I took a deep breath. “I’m so sorry, Erik. I should have been up-front with you.”
“You should have.” Then, a memory clicked. “He was the guy you were hanging out with over Christmas.”
I nodded miserably.
“While you were ‘sick.’”
“I’m sorry.”
“Did you hook up with him then?”
“No. God, no.”
“In China?”
“Does it matter?”
“It does to me,” he said. Where was this dogged persistence coming from? Something had unlocked the key to Erik.

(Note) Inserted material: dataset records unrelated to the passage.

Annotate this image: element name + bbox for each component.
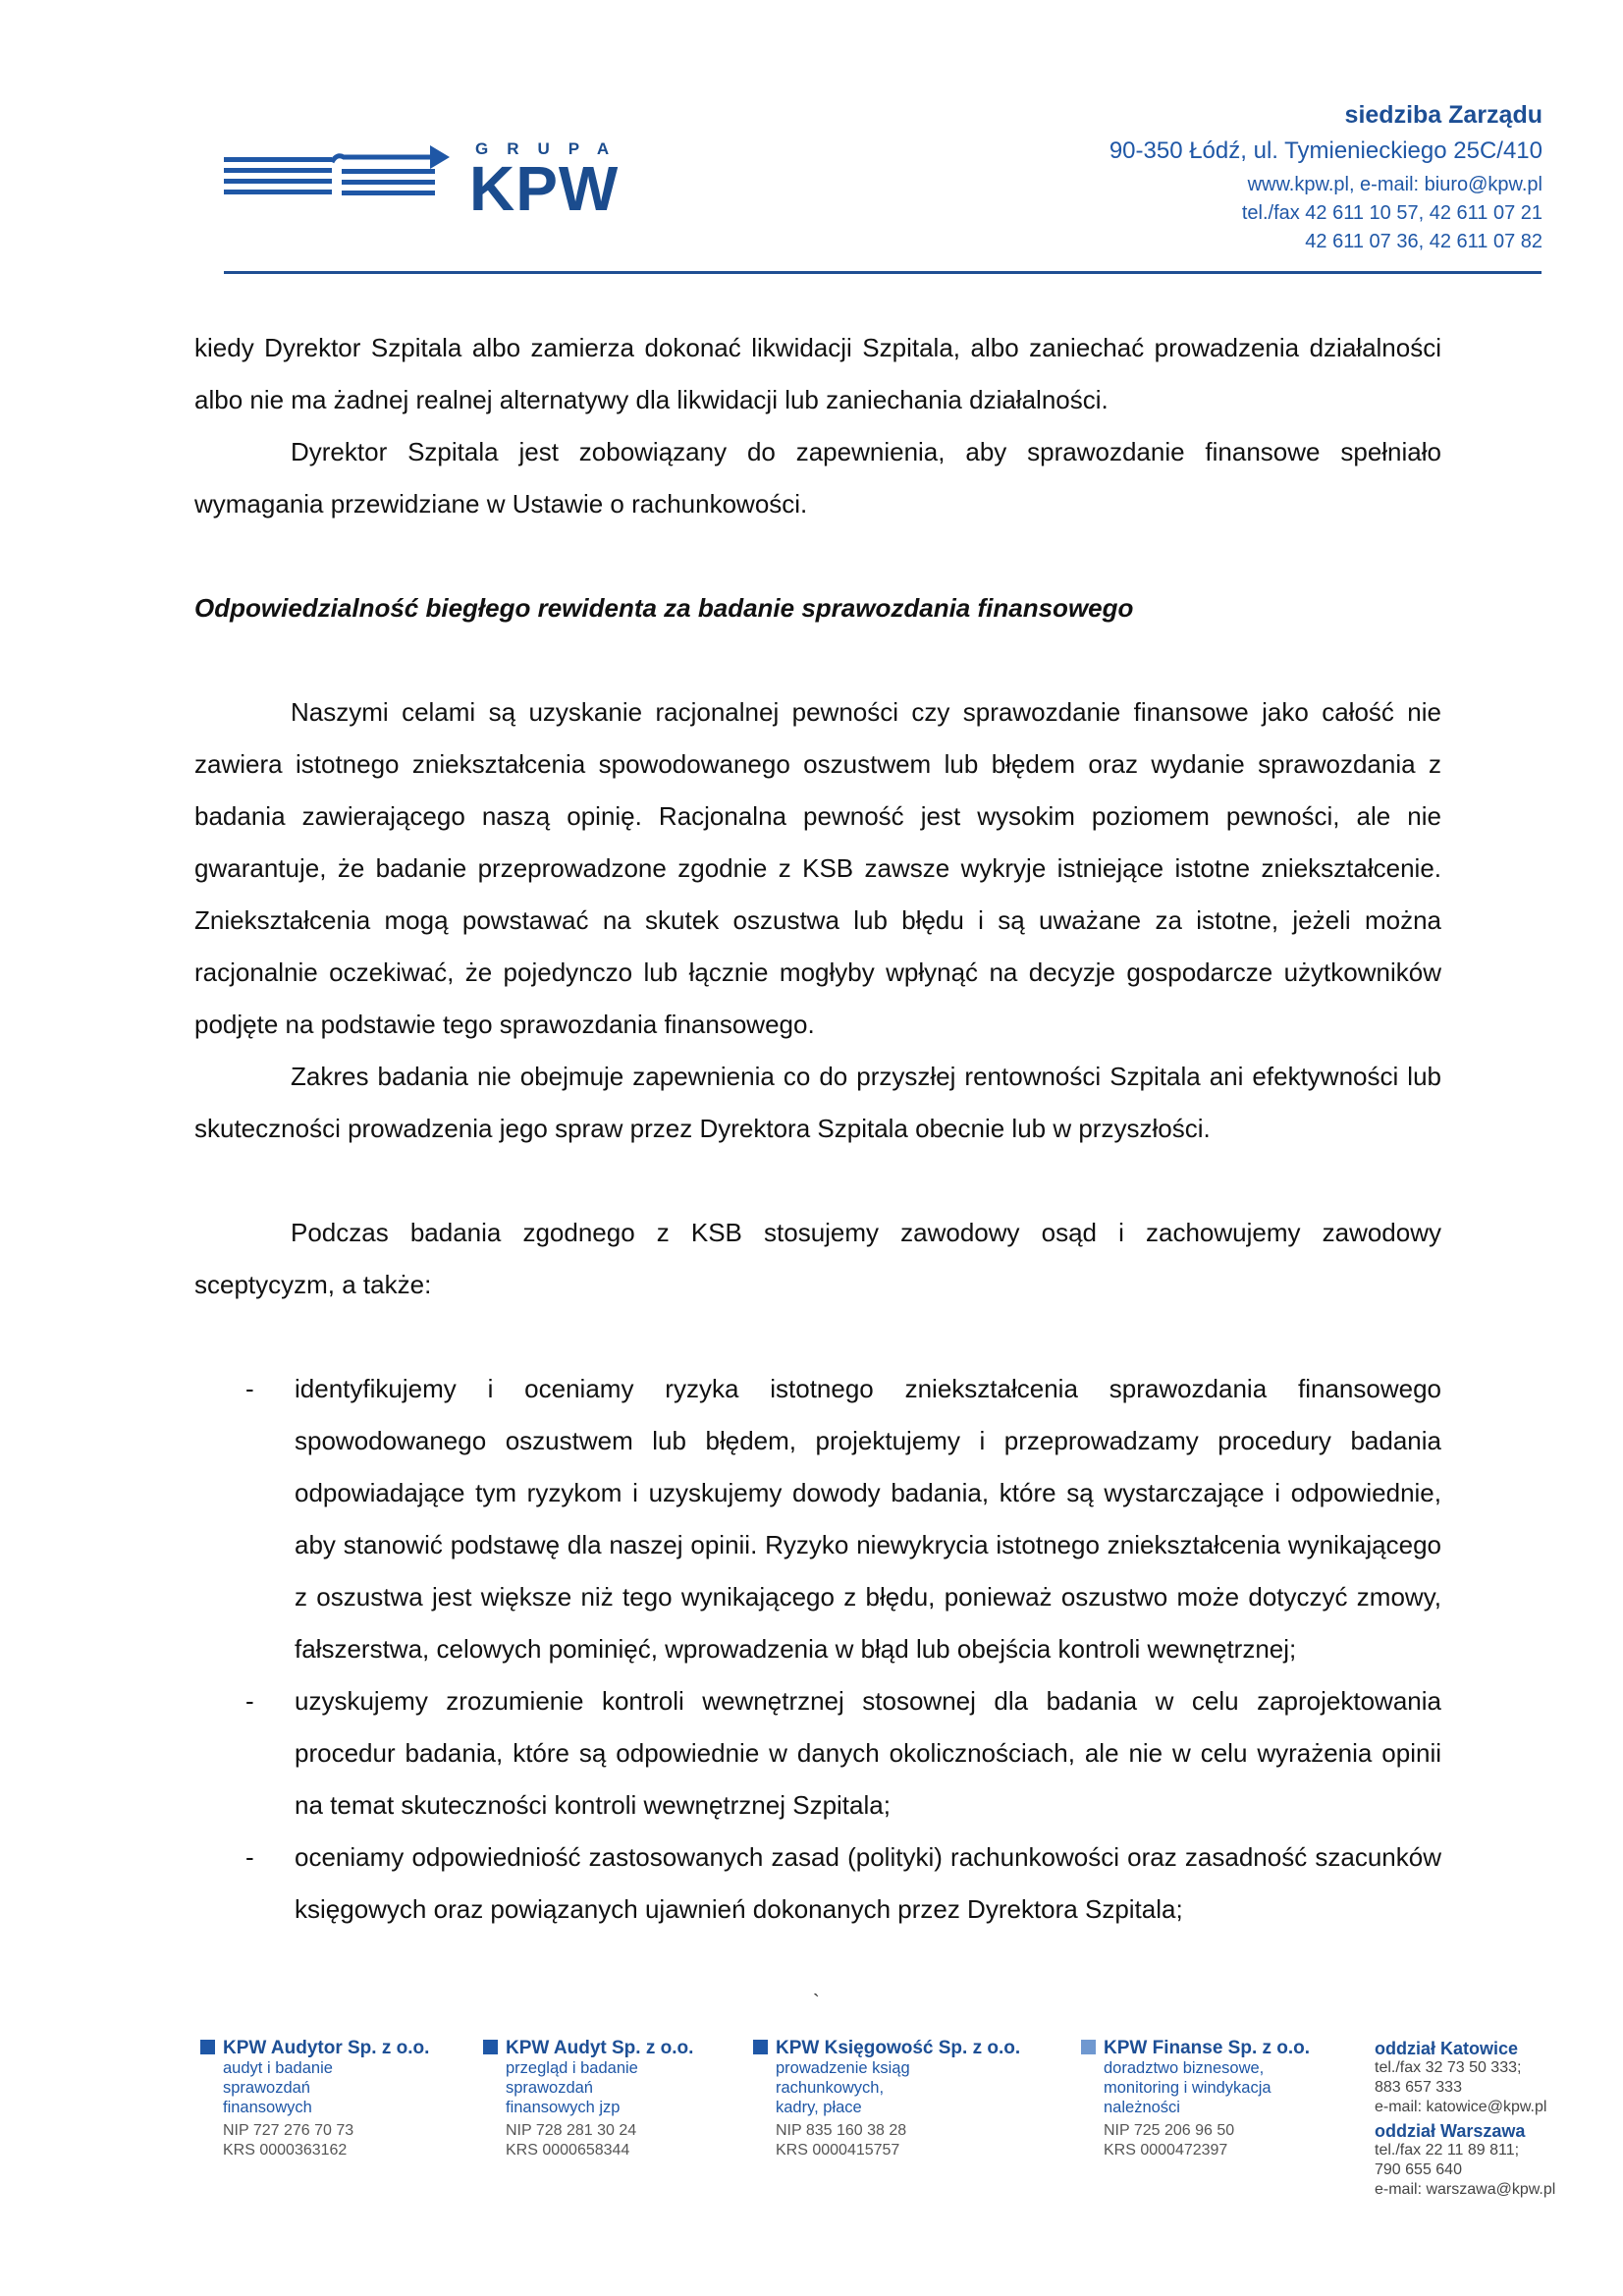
company-desc-2: sprawozdań xyxy=(506,2079,593,2097)
paragraph-2: Dyrektor Szpitala jest zobowiązany do zapewnienia, aby sprawozdanie finansowe spełniało wymagania przewidziane w Ustawie o rachunkowości. xyxy=(194,437,1441,519)
company-krs: KRS 0000472397 xyxy=(1104,2142,1228,2159)
hq-address: 90-350 Łódź, ul. Tymienieckiego 25C/410 xyxy=(1109,137,1542,164)
list-item xyxy=(194,1831,1441,1936)
company-desc-3: finansowych xyxy=(223,2099,312,2116)
branch-warszawa-tel: tel./fax 22 11 89 811; xyxy=(1375,2142,1520,2159)
list-dash: - xyxy=(245,1842,254,1872)
square-bullet-icon xyxy=(1081,2040,1096,2054)
footer-branch-offices xyxy=(1375,2039,1555,2200)
list-item xyxy=(194,1363,1441,1675)
branch-warszawa-title: oddział Warszawa xyxy=(1375,2121,1526,2141)
branch-katowice-tel: tel./fax 32 73 50 333; xyxy=(1375,2059,1522,2076)
hq-phone-1: tel./fax 42 611 10 57, 42 611 07 21 xyxy=(1241,202,1542,224)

“We kissed; that’s it.” What did I mean, that’s it? That was more than enough. I whispered, “I’m so sorry, Erik.” And then, finally, I let him go. “You and me . . . we shouldn’t see each other anymore.”
He didn’t answer, his hand tightening around the roses. Suddenly, he winced, loosened his grip. A thorn must have punctured him; blood welled in the curved archipelago below his thumb. I withdrew a napkin from my pocket, doubled it over, pressed it against his hand. Across the baggage terminal, Jacob had just lifted his mom’s luggage off the carousel and as he set it down, he caught sight of me at the same time I did him. And now, he stared at me in disbelief, my hands still wrapped around Erik’s. I ripped my hands away, took a step away. It was too late. The swarming crowds blocked Jacob from view. I knew he had wrenched around anyway.
Erik nodded over to the carousels that were spitting out baggage blithely, everybody’s downsized lives fitting into neat packages. “Let’s get your stuff.”
“You don’t have to drive us home.”
His eyebrows furrowed, offended. “What kind of guy do you think I am?”
Apparently, more of a guy than I had given him credit for when we first hooked up. Erik walked toward the baggage carousel. I lagged behind, awkward now that we were heading to Jacob, who was flanked by Norah and my mom as if they were protecting him. From me.